Griseofulvin also has some direct vasodilatory effect.
Spectrum
In vitro, concentrations of 0.15–0.5 mcg/mL inhibit Trichophyton, Microsporum, and Epidermophyton species after 72 hours of exposure. It is active against Trichophyton rubrum, T. tonsurans, T. mentagrophytes, T. verrucosum, T. megninii, T. gallinae, T. schoenleinii, and against Microsporum audouinii, M. canis, M. gypseum, and Epidermophyton floccosum. It is not active against bacteria, Candida, Actinomyces, Aspergillus, Blastomyces, Cryptococcus, Coccidioides, Geotrichum, Histoplasma, Nocardia, Saccharomyces, Sporotrichum, or Malassezia furfur (pityriasis/tinea versicolor).
Pharmacokinetics
Absorption
After oral administration, griseofulvin is absorbed mainly from the duodenum. Absorption of microsize griseofulvin is variable (approximately 25–70% of an oral dose). A single 500-mg microsize dose in fasting adults produces mean peak serum concentrations of 0.5–2 mcg/mL about 4 hours after dosing. Absorption can be enhanced by administration with a high-fat meal. Ultramicrosize griseofulvin is almost completely absorbed.
Distribution
Griseofulvin concentrates in skin, hair, nails, liver, fat, and skeletal muscle. It is deposited in keratin precursor cells and binds tightly to new keratin; it can be detected in the outer stratum corneum soon after ingestion.

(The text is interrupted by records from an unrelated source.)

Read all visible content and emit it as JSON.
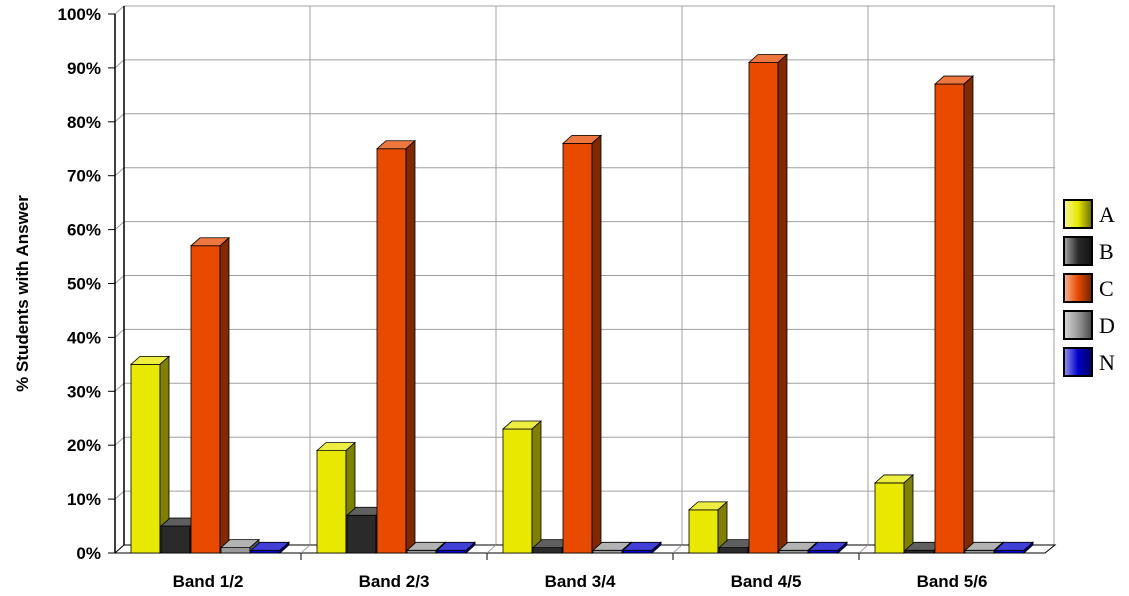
{
  "chart_data": {
    "type": "bar",
    "title": "",
    "xlabel": "",
    "ylabel": "% Students with Answer",
    "ylim": [
      0,
      100
    ],
    "yticks": [
      "0%",
      "10%",
      "20%",
      "30%",
      "40%",
      "50%",
      "60%",
      "70%",
      "80%",
      "90%",
      "100%"
    ],
    "categories": [
      "Band 1/2",
      "Band 2/3",
      "Band 3/4",
      "Band 4/5",
      "Band 5/6"
    ],
    "series": [
      {
        "name": "A",
        "color": "#e8e800",
        "values": [
          35,
          19,
          23,
          8,
          13
        ]
      },
      {
        "name": "B",
        "color": "#2a2a2a",
        "values": [
          5,
          7,
          1,
          1,
          0.5
        ]
      },
      {
        "name": "C",
        "color": "#e84a00",
        "values": [
          57,
          75,
          76,
          91,
          87
        ]
      },
      {
        "name": "D",
        "color": "#9a9a9a",
        "values": [
          1,
          0.5,
          0.5,
          0.5,
          0.5
        ]
      },
      {
        "name": "N",
        "color": "#0000cc",
        "values": [
          0.5,
          0.5,
          0.5,
          0.5,
          0.5
        ]
      }
    ],
    "grid": true,
    "legend_position": "right"
  }
}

Within 4 hours after a single 500-mg microsize dose, skin concentrations of about 1 mcg/g have been found; at 8 hours, about 3 mcg/g. When microsize griseofulvin is given 500 mg every 12 hours, skin concentrations of 6–12 mcg/g may be reached within 30 hours; with continued dosing for weeks, concentrations of 12–25 mcg/g may be maintained. Concurrent serum concentrations remain about 1–2 mcg/mL.

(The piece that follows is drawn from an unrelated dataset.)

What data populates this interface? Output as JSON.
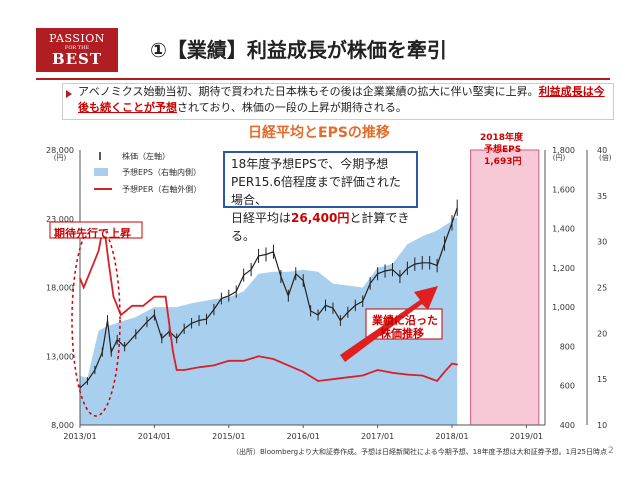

After discontinuation, griseofulvin levels in skin decline more rapidly than in plasma; within 2 days it is undetectable in skin, and within 4 days it is undetectable in plasma.
Skin concentrations may be higher in warm climates (possibly due to deposition via perspiration). Griseofulvin does not penetrate keratin tissue after topical application.
Elimination
The elimination half-life is approximately 9–24 hours.
Griseofulvin is oxidatively demethylated and conjugated with glucuronic acid, mainly in the liver. The major metabolite, 6-desmethylgriseofulvin, is microbiologically inactive.
In one study, about 30% of a single microsize dose was excreted in urine within 24 hours as 6-desmethylgriseofulvin and its glucuronide; about 50% was excreted in urine within 5 days. Unchanged drug accounts for less than 1% in urine. About one-third of a single dose is excreted in feces within 5 days. The drug is also excreted in perspiration.
Chemistry and Stability
Chemistry
Griseofulvin is a fungistatic antibiotic produced by Penicillium griseofulvum and other Penicillium species (including P. chrysogenum). It is a white to creamy-white, bitter, thermostable powder, very slightly soluble in water and sparingly soluble in alcohol. It is available as microsize and ultramicrosize forms. Microsize contains predominantly ~4 µm particles; ultramicrosize contains predominantly particles less than 1 µm.
Stability
Store griseofulvin preparations below 104°F (40°C), preferably 59°F to 86°F (15°C to 30°C). Microsize oral suspension should be protected from freezing and stored in tight, light-resistant containers. Microsize and ultramicrosize tablets should be stored in well-closed containers. Expiration dates are typically 2–5 years from manufacture, depending on formulation.